Author: italovignoli
6
Mar
Osterman Research ha pubblicato un’interessante ricerca sulla situazione della tecnologia VoIP. Nonostante la ricerca sia stata effettuata negli Stati Uniti, le conclusioni offrono spunti importanti anche per il nostro mercato:
- Le reti voce e dati continuano a essere separate nella maggior parte delle aziende. Solo un’azienda su sei ha completato o sta completando il processo di convergenza tra le due reti, mentre un’azienda su quattro non prevede di integrare le reti voce e dati.
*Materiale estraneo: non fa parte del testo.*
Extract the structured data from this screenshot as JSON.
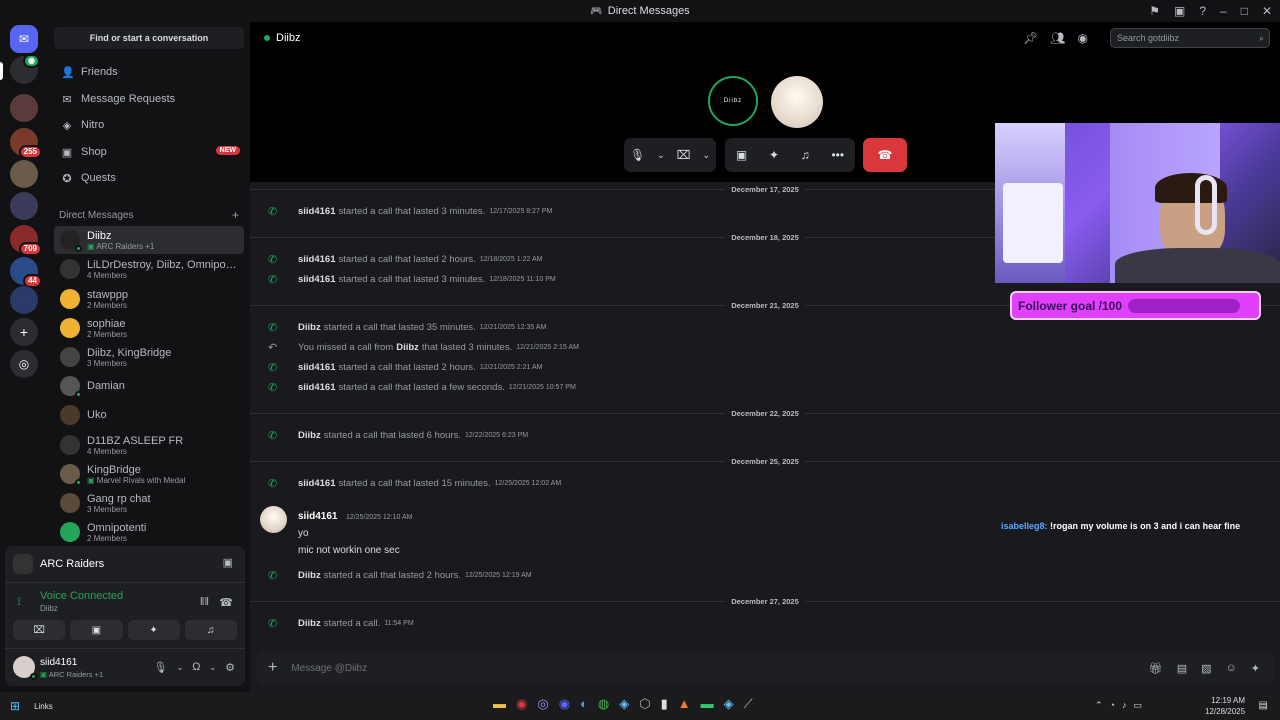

- Solo un terzo delle aziende ha implementato un sistema VoIP e solo il 10% degli utenti utilizza il VoIP in ambiente di lavoro. Osterman Research prevede che la penetrazione del VoIP arriverà al 45% degli utenti entro il 2007, imponendo una modifica dell’attuale scenario legislativo.
- I principali dubbi sul VoIP riguardano i vincoli legati all’ampiezza di banda delle reti dati, la possibilità che non vengano realizzati i potenziali risparmi, la scarsa qualità del servizio e il costo iniziale dell’infrastruttura VoIP. Più o meno la metà delle aziende è preoccupata dal fatto che il VoIP possa far perdere la maggior parte degli investimenti in telecomunicazioni e dall’affidabilità del VoIP.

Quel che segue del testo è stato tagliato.